The way Hyunjoon’s staring at him now looks an awful lot like the looks Kwanghee and Hyeokgyu were giving him. The deja vu is kinda gross. “Is it the nerves? I can help with that,” he gestures to a blue duffel bag at the corner of his room, squished between his desk and the wall.
Minseok blinks. “You’ve been hiding crack in your room?” he whisper-shouts.
“What? No, it’s beer. Liquid courage, or whatever. Don’t change the subject.”
“I’m not confessing because he doesn’t like me that way.”
“Bullshit. You spout a lot of bullshit, but this actually takes the cake.” Hyunjoon hisses, yanking part of the blanket from where Minseok’s been hoarding it and throwing it over his knees.
“Don’t give me that.” Minseok sighs, “If I tell him how I feel, he’ll feel bad because he can’t return my feelings. And then he’ll try to apologize even though it’s my fault for throwing my feelings onto him, because he’s too nice. And then he’ll try to keep the friendship afloat, but deep inside he feels awkward because I confessed to him and burdened him with my stupid feelings. In the end, our conversations’ll start to thin out because I made things awkward, and I’ll be the one to start ghosting him because Minhyung’s too nice to do it himself, even though he should. And then we’ll become strangers, and then I’ll be boyfriendless and bestfriendless.”

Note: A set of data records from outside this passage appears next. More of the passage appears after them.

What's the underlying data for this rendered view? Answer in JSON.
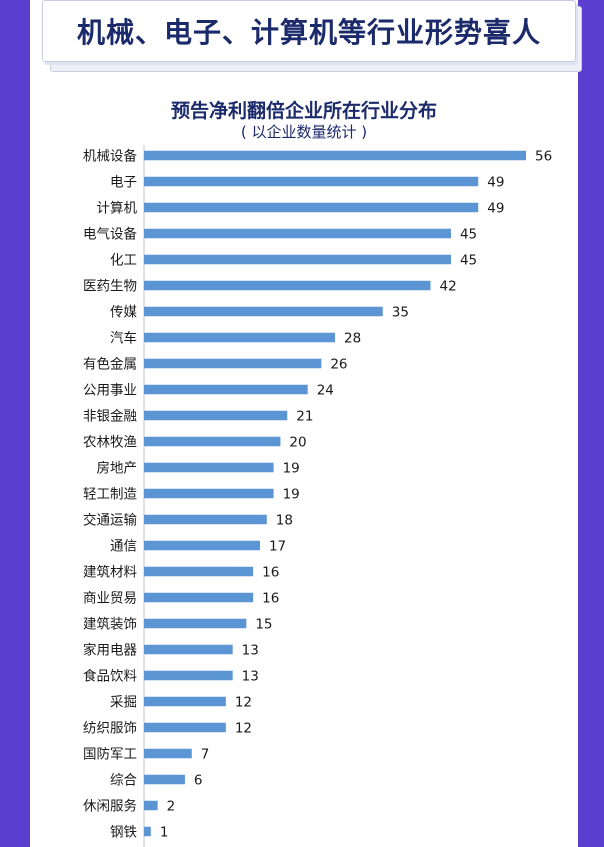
{
  "banner": {
    "title": "机械、电子、计算机等行业形势喜人"
  },
  "chart_data": {
    "type": "bar",
    "orientation": "horizontal",
    "title": "预告净利翻倍企业所在行业分布",
    "subtitle": "( 以企业数量统计 )",
    "xlim": [
      0,
      56
    ],
    "bar_color": "#5b95d3",
    "categories": [
      "机械设备",
      "电子",
      "计算机",
      "电气设备",
      "化工",
      "医药生物",
      "传媒",
      "汽车",
      "有色金属",
      "公用事业",
      "非银金融",
      "农林牧渔",
      "房地产",
      "轻工制造",
      "交通运输",
      "通信",
      "建筑材料",
      "商业贸易",
      "建筑装饰",
      "家用电器",
      "食品饮料",
      "采掘",
      "纺织服饰",
      "国防军工",
      "综合",
      "休闲服务",
      "钢铁"
    ],
    "values": [
      56,
      49,
      49,
      45,
      45,
      42,
      35,
      28,
      26,
      24,
      21,
      20,
      19,
      19,
      18,
      17,
      16,
      16,
      15,
      13,
      13,
      12,
      12,
      7,
      6,
      2,
      1
    ]
  }
}
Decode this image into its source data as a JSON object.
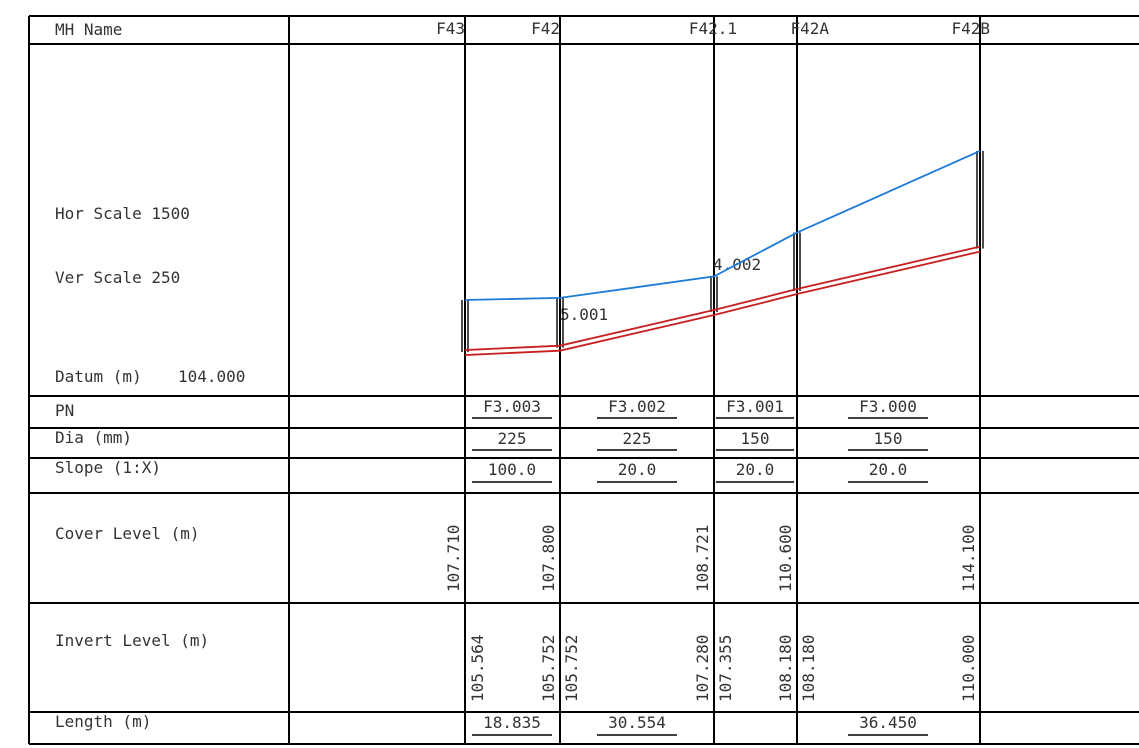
{
  "header": {
    "mh_name_label": "MH Name",
    "manholes": [
      "F43",
      "F42",
      "F42.1",
      "F42A",
      "F42B"
    ]
  },
  "profile": {
    "hor_scale": "Hor Scale 1500",
    "ver_scale": "Ver Scale 250",
    "datum_label": "Datum (m)",
    "datum_value": "104.000",
    "pipe_tags": [
      "5.001",
      "4.002"
    ]
  },
  "rows": {
    "pn": {
      "label": "PN",
      "values": [
        "F3.003",
        "F3.002",
        "F3.001",
        "F3.000"
      ]
    },
    "dia": {
      "label": "Dia (mm)",
      "values": [
        "225",
        "225",
        "150",
        "150"
      ]
    },
    "slope": {
      "label": "Slope (1:X)",
      "values": [
        "100.0",
        "20.0",
        "20.0",
        "20.0"
      ]
    },
    "cover": {
      "label": "Cover Level (m)",
      "values": [
        "107.710",
        "107.800",
        "108.721",
        "110.600",
        "114.100"
      ]
    },
    "invert": {
      "label": "Invert Level (m)",
      "values": [
        "105.564",
        "105.752",
        "105.752",
        "107.280",
        "107.355",
        "108.180",
        "108.180",
        "110.000"
      ]
    },
    "length": {
      "label": "Length (m)",
      "values": [
        "18.835",
        "30.554",
        "",
        "36.450"
      ]
    }
  },
  "chart_data": {
    "type": "line",
    "x_label": "",
    "y_label": "",
    "series": [
      {
        "values": [
          107.71,
          107.8,
          108.721,
          110.6,
          114.1
        ]
      },
      {
        "values": [
          105.564,
          105.752,
          107.28,
          108.18,
          110.0
        ]
      }
    ],
    "colors": {
      "ground": "#1e7bd8",
      "pipe": "#c82020",
      "grid": "#000000"
    }
  }
}
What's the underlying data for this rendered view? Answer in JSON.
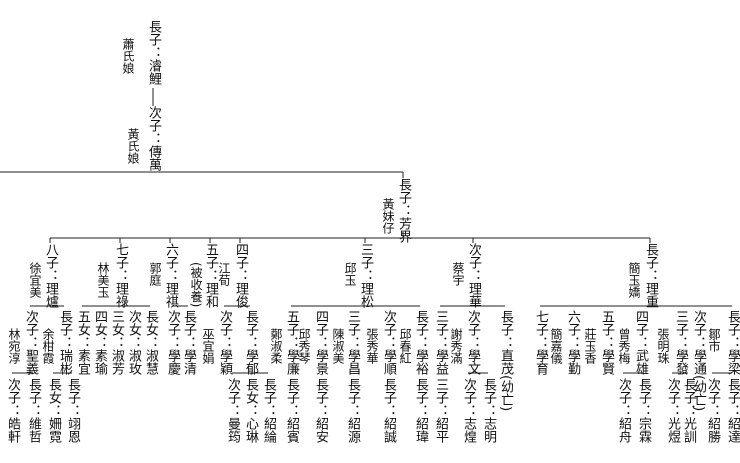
{
  "nodes": [
    "長子：濬鯉",
    "蕭氏娘",
    "次子：傳萬",
    "黃氏娘",
    "長子：芳界",
    "黃妹仔",
    "八子：理爐",
    "徐宜美",
    "七子：理祿",
    "林美玉",
    "六子：理祺",
    "郭庭",
    "五子：理和",
    "(被收養)",
    "四子：理俊",
    "江荀",
    "三子：理松",
    "邱玉",
    "次子：理華",
    "蔡宇",
    "長子：理重",
    "簡玉嬌",
    "林宛淳",
    "次子：聖義",
    "余柑霞",
    "長子：瑞彬",
    "五女：素宜",
    "四女：素瑜",
    "三女：淑芳",
    "次女：淑玫",
    "長女：淑慧",
    "次子：學慶",
    "長子：學清",
    "巫宜娟",
    "次子：學穎",
    "長子：學郁",
    "鄭淑柔",
    "五子：學廉",
    "邱秀琴",
    "四子：學景",
    "陳淑美",
    "三子：學昌",
    "張秀華",
    "次子：學順",
    "邱春紅",
    "長子：學裕",
    "三子：學益",
    "謝秀滿",
    "次子：學文",
    "長子：直茂(幼亡)",
    "七子：學育",
    "簡嘉儀",
    "六子：學勤",
    "莊玉香",
    "五子：學賢",
    "曾秀梅",
    "四子：武雄",
    "張明珠",
    "三子：學發",
    "次子：學通(幼亡)",
    "鄒市",
    "長子：學梁",
    "次子：皓軒",
    "長子：維哲",
    "長女：姍霓",
    "長子：翊恩",
    "次子：曼筠",
    "長女：心琳",
    "長子：紹綸",
    "長子：紹賓",
    "長子：紹安",
    "長子：紹源",
    "長子：紹誠",
    "長子：紹瑋",
    "三子：紹平",
    "次子：志煌",
    "長子：志明",
    "次子：紹舟",
    "長子：宗霖",
    "次子：光煜",
    "長子：光訓",
    "次子：紹勝",
    "長子：紹達"
  ]
}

It’s not like Minseok vehemently wants to believe that Minhyung feels nothing from him besides platonic affection. He’s always been an anything is possible kinda guy. It’s just, he’s thought about it long enough—in the quiet of his room when doomscrolling wasn’t enough to drown out his thoughts—to know that you can’t entertain the possibility of a scenario without developing some kind of expectation that it might come true. In this case, believing that Minhyung could like him back would make him hope. Making him hope would set him up for disappointment, because if Minhyung reciprocating was a possibility, the same could very much be said for the opposite. To Minseok, at least, the chances of Minhyung not returning his feelings are too large for him to take the risk.
If he doesn’t entertain the possibility that Minhyung might like him back, he won’t be disappointed when that doesn’t turn out to be the case. Simple as that.
His rant must make Hyunjoon realize something, because his best friend’s expression softens as he sighs. He doesn’t say anything else—in fact, he doesn’t even make a comment about the ‘bestfriendless’ bit—but he does scoot over to Minseok’s side of the bed to lean against him, handing him the remote.
Minseok settles on House.
They watch in silence as Cuddy explains the newest case; it’s nice.
Hyunjoon doesn’t shift, but he seems to hesitate before breaking the bubble.
“…you miss all the shots you don’t take.”
“Maybe I just don’t want to risk shooting myself in the foot,” Minseok mutters.
“He’d be good for you. He is good for you. You’d be happy.” Hyunjoon’s gaze still remains fixed on the TV, and Minseok doesn’t turn to look at him, either.
Hyunjoon isn’t wrong—Minseok knows that much. Still, he doesn’t want to set anything in stone, so he settles with a noncommittal hum in lieu of a proper response.
The topic sort of dies there, but the silence isn’t uncomfortable—Minseok and Hyunjoon know each other too well for that. They watch as House tears into Foreman, and Minseok tries to discern the few English words he knows, tries to let the noise fill his ears.
For now, at least, he lets himself breathe.